Halifax has looked at setting aside designated park space for temporary encampments as well as erecting 100 temporary “pop-up” shelters this summer.
Some international cities have found various levels of success using a “Housing First” approach where the government offers unconditional housing for all. Housing is indeed crucial.
But is there something we could do immediately that doesn’t involve getting the City of Edmonton, the Alberta government and the federal government to spend months or years hashing out a long-term solution?
Is there something we could do now to help convince homeless people evicted from an encampment one day to not simply erect another somewhere else tomorrow? They are among our most vulnerable residents and police say many of them are victimized by organized crime gangs. How can we as a society help them?
How about the City and Alberta government set up a centre where the homeless could go for help? Call it, for lack of a better term, one-stop shopping where social workers, healthcare professionals and others would help the homeless find a shelter space, negotiate the welfare system, or perhaps even something as simple as assisting someone who has had their identification lost or stolen to get new credentials. You need ID to even begin the process of getting government help.
This is not a job for the police. This is a job for professionals such as social workers. In fact, it is unfortunate the police have to be involved at all but EPS say encampments have become so problematic that they are a hazard to public safety.
It’s not simply a case of shuttling people from encampments to an emergency shelter. Some simply won’t go, saying the shelters are unsafe, prone to theft, with no privacy and no storage for their possessions, while couples are forced to live separately. The shelters need to find ways to persuade the homeless to stay. Or perhaps there are compromise solutions.
Deputy Police Chief Warren Driechel has some ideas that sound simple and effective. He told journalists that because emergency overnight shelters close during the day, something as simple as setting up drop-in centres for the homeless during daylight hours would make a big difference.
“The expectation is that if folks choose to live in the encampment in the night or during the night, then by daytime, they’ve packed up their stuff and they’re going into the drop-in centre during the day,” he told Global News. “That would be a huge shift in how we do things here …Especially with our climate, that would be a huge help.”
This week, the Alberta government announced it would pay for 150 new emergency shelter spaces in northeast Edmonton, increasing the number of shelter spots in the city to almost 1,500 spaces. It’s a positive step. But solving the homeless problem, or at least mitigating it, will be a marathon.
The Edmonton Chamber has 1,900 members. We have a voice. Consider this a call to action.

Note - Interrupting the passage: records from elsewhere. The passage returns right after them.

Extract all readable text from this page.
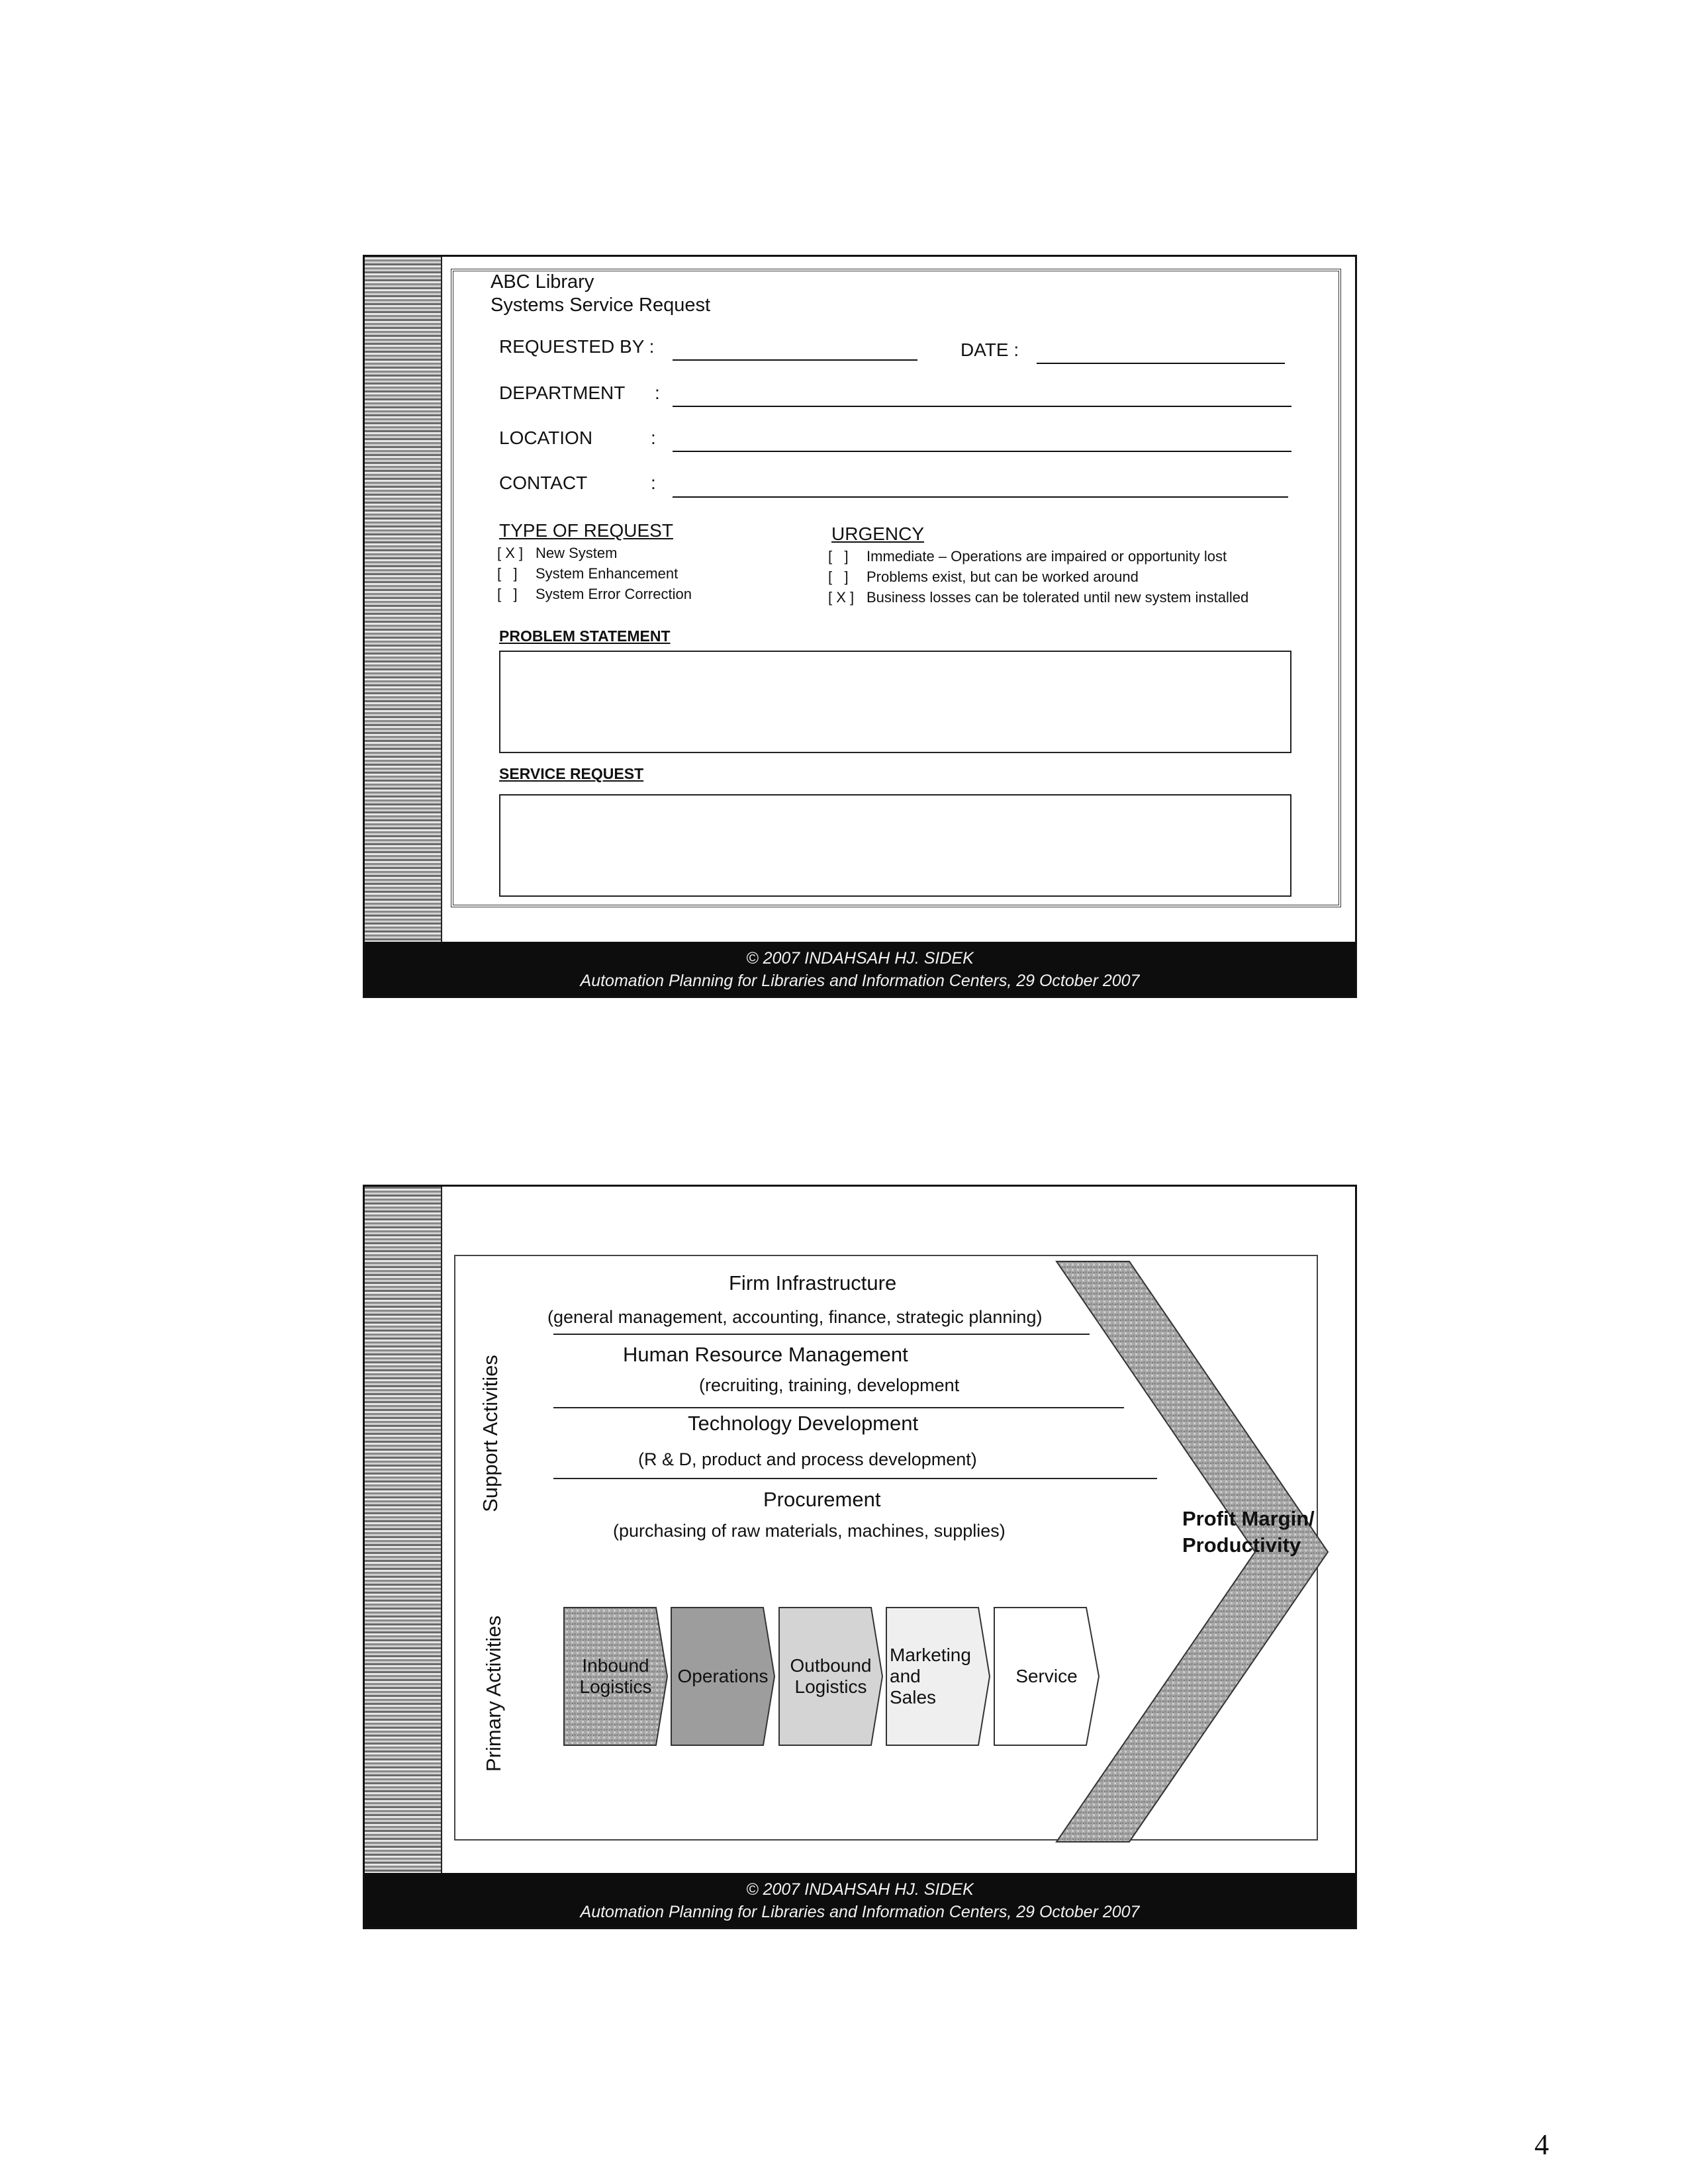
ABC Library
Systems Service Request
REQUESTED BY :	DATE :
DEPARTMENT :
LOCATION	:
CONTACT	:
TYPE OF REQUEST
[ X ] New System
[   ] System Enhancement
[   ] System Error Correction
URGENCY
[   ] Immediate – Operations are impaired or opportunity lost
[   ] Problems exist, but can be worked around
[ X ] Business losses can be tolerated until new system installed
PROBLEM STATEMENT
SERVICE REQUEST
© 2007 INDAHSAH HJ. SIDEK
Automation Planning for Libraries and Information Centers, 29 October 2007
Support Activities
Primary Activities
Firm Infrastructure
(general management, accounting, finance, strategic planning)
Human Resource Management
(recruiting, training, development
Technology Development
(R & D, product and process development)
Procurement
(purchasing of raw materials, machines, supplies)
Inbound Logistics
Operations
Outbound Logistics
Marketing and Sales
Service
Profit Margin/ Productivity
© 2007 INDAHSAH HJ. SIDEK
Automation Planning for Libraries and Information Centers, 29 October 2007
4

I would ask our members to consider contacting Edmonton’s City Hall and/or their city councillor directly via email or phone to let city council know we need to do something about the encampments.
The business community supports public safety. It also supports a humane solution to this problem. The biggest risk is for city council to let this problem fester. Inaction will only see things get worse. This in turn would further impact public safety, endanger citizens, hurt businesses and damage Edmonton’s brand and reputation. That would be detrimental to our economy and our potential for growth.